İnsanların ahlaki yargılarını genel olarak iki farklı tarz olarak inceleyebiliriz. Bu tarzlardan biri, deontolojik ahlak dediğimiz şeyle ilgilidir. Bu ahlak anlayışına göre bazı şeyler doğrudur, bazı şeyler de yanlıştır ve biz her zaman doğruyu yapmak ve yanlıştan kaçınmakla mükellefizdir. Yaptığımız hareketin sonucunu ise hesaba katmamamız, bir kural olarak ahlaken doğru olan neyse onu yapmamız gerekmektedir. Örneğin, yüzlerce kişinin hayatını kurtaracak bile olsa birini öldüremeyiz, çünkü öldürmek yanlıştır. Sonuçtan bağımsız olarak neyin doğru, neyin yanlış olduğuna göre hareket etmeliyiz. Bu bakış açısına göre, eğer gördüğünüzden de eminseniz, arkadaşınızı yönetime ihbar etmek sizin ahlaki sorumluluğunuzdur.
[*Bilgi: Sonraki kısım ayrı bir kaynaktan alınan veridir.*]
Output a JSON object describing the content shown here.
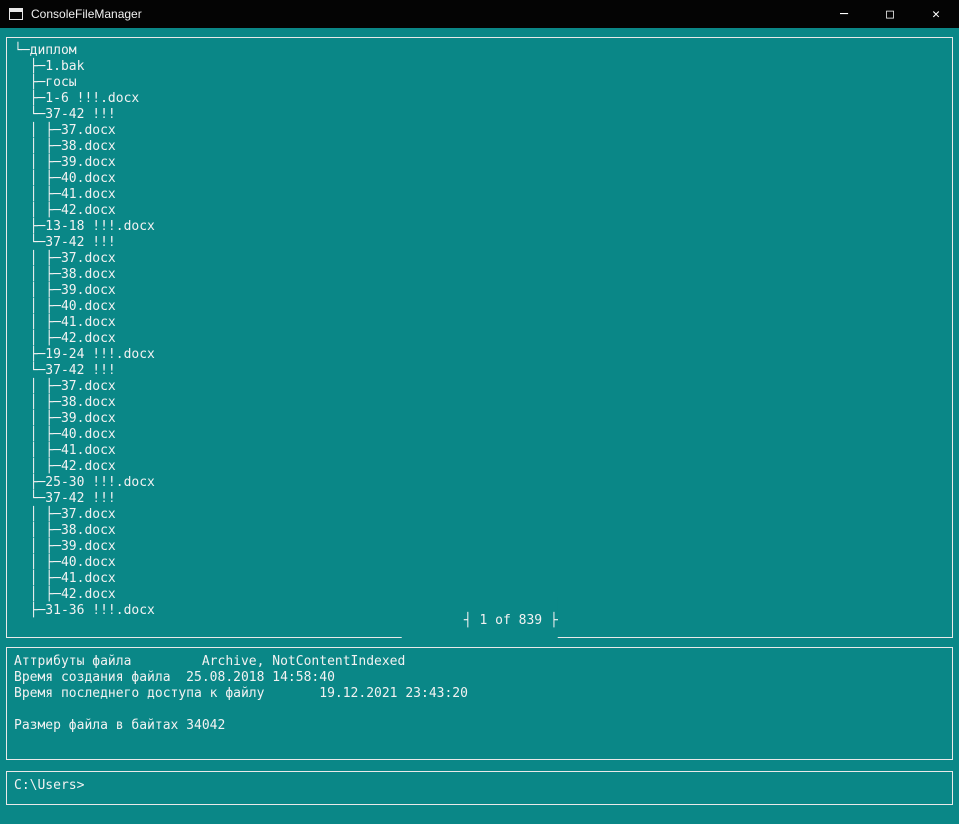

Bunun sizin kariyerinizi nasıl etkileyeceğini, ne tarz sonuçlar doğuracağını hesaba katmadan, ahlaken doğru olan şeyi yapmanız gerekir.
Ancak ahlaki yargılarda bulunmanın başka yolları da vardır. Faydacı ahlak anlayışına göre, toplam faydayı arttıran kararlar vermeliyiz. Örneğin, bir kişi öldürmek yüz kişinin hayatını kurtaracaksa, o zaman o bir kişiyi öldürmeliyiz, çünkü yüz kişinin hayatı bir kişiden daha önemlidir. Bu ahlaki karar alma tarzına göre, artıları ve eksileri bir teraziye koyup, hangisinin ağır bastığına göre karar vermeliyiz. Yukarıdaki örnekte, sizin iş arkadaşınızı ihbar etmeniz halinde bunun doğuracağı olumlu ve olumsuz sonuçları, ihbar etmezseniz doğacak sonuçlarla karşılaştırıp, buna göre karar vermeniz gerekir. Bu da bir miktar sübjektif değerlendirme gerektirecektir, çünkü doğacak spesifik bir sonucun (insanların sizi iftiracı olarak algılama ihtimali) terazide ne kadar ağır basması gerektiğine siz karar vereceksiniz.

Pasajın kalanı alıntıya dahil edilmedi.